Jimmy played for Leigh until 1958. During his time there, which included a tour of Australia in 1950, he made 334 appearances, scoring 36 tries and 1,043 goals, to record a total haul of 2,194 points in a Leigh shirt.

In 1958 Jimmy returned to play the latter part of his career at Dewsbury and remained a popular figure with supporters.

When the club moved from Crown Flatt to its current site on Owl Lane, Jimmy and another former player, Harry Royal, dug the first sod.

In return, both players had rooms in the stadium named after them. Jimmy ended his playing days in 1960 at Dewsbury and he has since had the rare distinction of being admitted to the Hall of Fame at both the Dewsbury and Leigh clubs.

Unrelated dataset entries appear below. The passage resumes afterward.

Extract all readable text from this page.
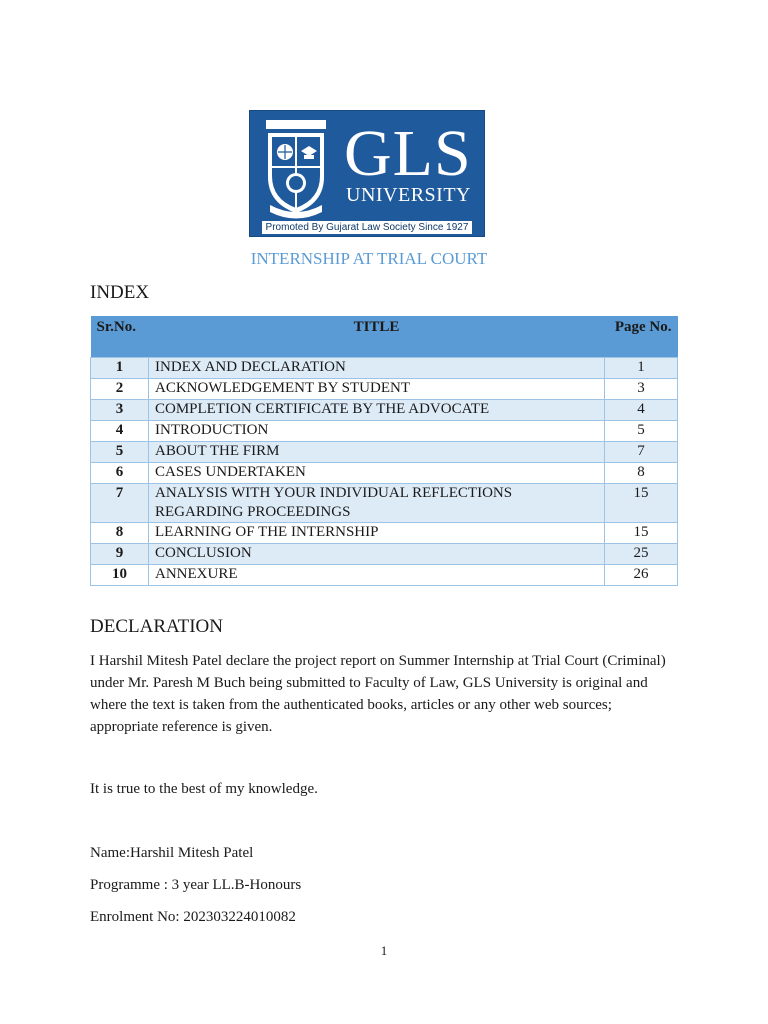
GLS
UNIVERSITY
Promoted By Gujarat Law Society Since 1927
INTERNSHIP AT TRIAL COURT
INDEX
Sr.No.	TITLE	Page No.
1	INDEX AND DECLARATION	1
2	ACKNOWLEDGEMENT BY STUDENT	3
3	COMPLETION CERTIFICATE BY THE ADVOCATE	4
4	INTRODUCTION	5
5	ABOUT THE FIRM	7
6	CASES UNDERTAKEN	8
7	ANALYSIS WITH YOUR INDIVIDUAL REFLECTIONS
REGARDING PROCEEDINGS	15
8	LEARNING OF THE INTERNSHIP	15
9	CONCLUSION	25
10	ANNEXURE	26
DECLARATION
I Harshil Mitesh Patel declare the project report on Summer Internship at Trial Court (Criminal) under Mr. Paresh M Buch being submitted to Faculty of Law, GLS University is original and where the text is taken from the authenticated books, articles or any other web sources; appropriate reference is given.
It is true to the best of my knowledge.
Name:Harshil Mitesh Patel
Programme : 3 year LL.B-Honours
Enrolment No: 202303224010082
1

In the same year, he and Betty moved to Dewsbury, where he continued his work as a joiner until retiring aged 64.

After his retirement, he enjoyed playing golf, and swapped playing for watching rugby.

Both he and Betty liked going on holiday and spending time in their garden, at their home in Malvern Road, Earlsheaton.

Jimmy was a member of Dewsbury Probus Club and Hanging Heaton Golf Club and for a short time he joined a painting class at Ebenezer Methodist Church.

Betty said: "He was lovely. He liked a joke and he was a good sport. He wasn't one to push himself forward and wouldn't brag. He was a lovely man."

Jimmy's funeral was held on Friday, February 2, at Hanging Heaton Methodist Church. He leaves his wife Betty, daughter Susan, son-in-law David and granddaughter, Anne-Marie.